I tested it with my three “trick” questions from my earlier post:

Just a Bit Testy

Charles McGuinness

May 22, 2024

Read full story

Let’s see how it did:

Who was President in 1952?

Right answer, didn’t have to think about it, and fast. Yay!

What is 12345678+87654321?

Right answer, a bit of thought up front, not so fast.

Assign servers to events by language

This is the hardest test. Here is what I ask:

I have to staff two events at the same time.  Both events require a sommelier and a server.  The first event has a crowd who speaks Italian.  The second event has a crowd that speaks French.
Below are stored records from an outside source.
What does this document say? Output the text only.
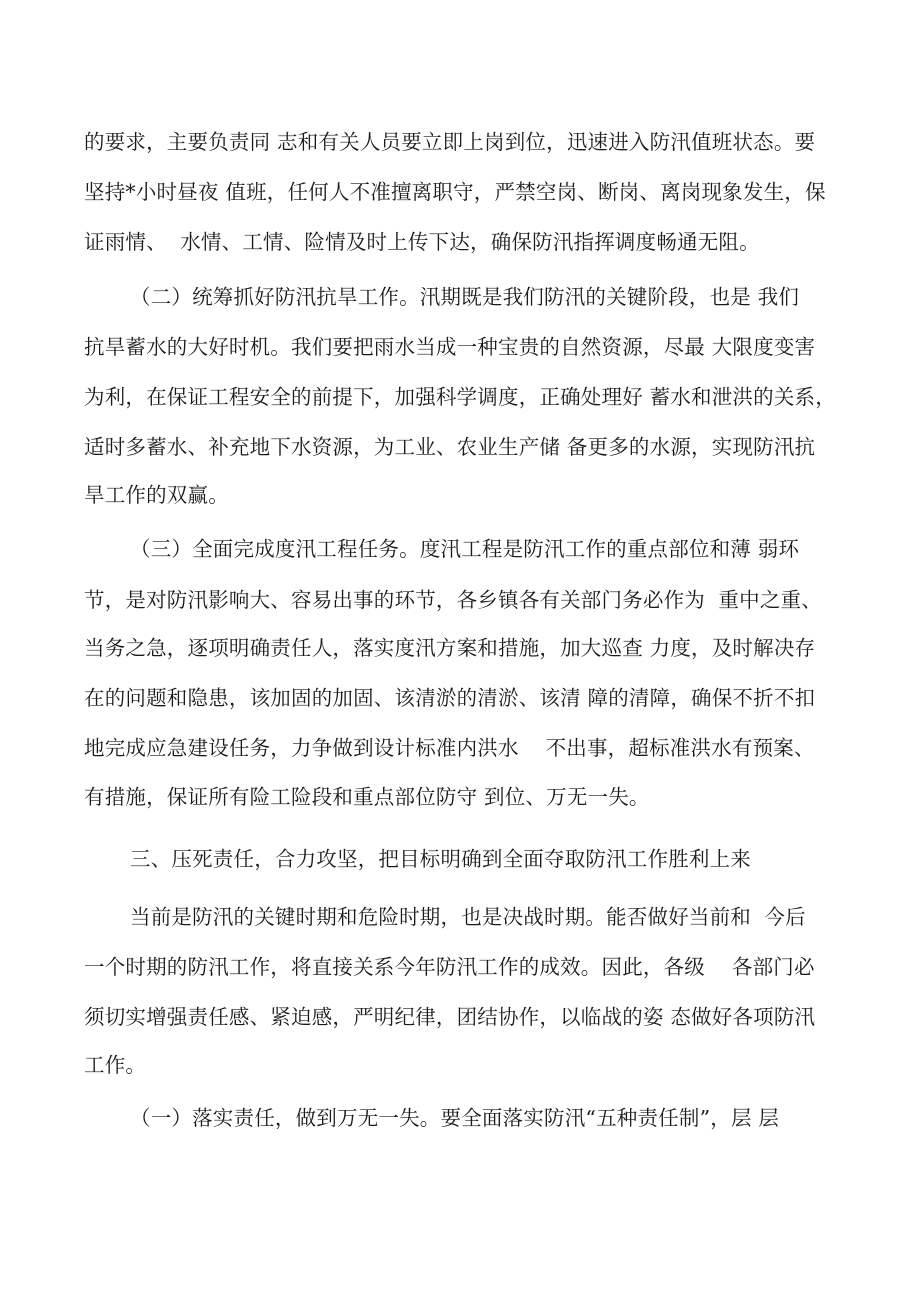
的要求，主要负责同 志和有关人员要立即上岗到位，迅速进入防汛值班状态。要
坚持*小时昼夜 值班，任何人不准擅离职守，严禁空岗、断岗、离岗现象发生，保
证雨情、  水情、工情、险情及时上传下达，确保防汛指挥调度畅通无阻。
（二）统筹抓好防汛抗旱工作。汛期既是我们防汛的关键阶段，也是 我们
抗旱蓄水的大好时机。我们要把雨水当成一种宝贵的自然资源，尽最 大限度变害
为利，在保证工程安全的前提下，加强科学调度，正确处理好 蓄水和泄洪的关系，
适时多蓄水、补充地下水资源，为工业、农业生产储 备更多的水源，实现防汛抗
旱工作的双赢。
（三）全面完成度汛工程任务。度汛工程是防汛工作的重点部位和薄 弱环
节，是对防汛影响大、容易出事的环节，各乡镇各有关部门务必作为  重中之重、
当务之急，逐项明确责任人，落实度汛方案和措施，加大巡查 力度，及时解决存
在的问题和隐患，该加固的加固、该清淤的清淤、该清 障的清障，确保不折不扣
地完成应急建设任务，力争做到设计标准内洪水    不出事，超标准洪水有预案、
有措施，保证所有险工险段和重点部位防守 到位、万无一失。
三、压死责任，合力攻坚，把目标明确到全面夺取防汛工作胜利上来
当前是防汛的关键时期和危险时期，也是决战时期。能否做好当前和  今后
一个时期的防汛工作，将直接关系今年防汛工作的成效。因此，各级    各部门必
须切实增强责任感、紧迫感，严明纪律，团结协作，以临战的姿 态做好各项防汛
工作。
（一）落实责任，做到万无一失。要全面落实防汛“五种责任制”，层 层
Here are the employees I have available:

* Sommeliers:
  * Hervé, who speaks English and French
  * Sam, who speaks English and Spanish
  * June, who speaks Chinese and Italian
* Servers:
  * René, who speaks Italian and French
  * Dominic, who speaks Italian and Spanish
  * Juan, who speaks Spanish and German

Please suggest which sommelier and server to send to each event.

And here’s what I got from the reasoning model:

You made it!!!!

On the plus side, it got the right answer. On the minus side, I haven’t heard this much inner dialog that goes back and forth since Gollum.

OK, OK, OK, this isn’t a full sized model, and it’s not fair of me to expect it to perform as well. And in fact, it performed pretty well, speed (and tokens) not considered. And it out performed GPT-3.5-Turbo and Gemini-1.5-Flash, two of the models I tested last year.

So, back to the original question, how good does distillation work? Pretty well, if you keep your expectations realistic. And more importantly, the small models you and I can run (except you, Sam) on our own are getting better and better and better.

To be precise, I picked the model DeepSeek-R1-Distill-Qwen-7B-GGUF/DeepSeek-R1-Distill-Qwen-7B-Q8_0.gguf, which has 7 billion parameters of 8 bits each.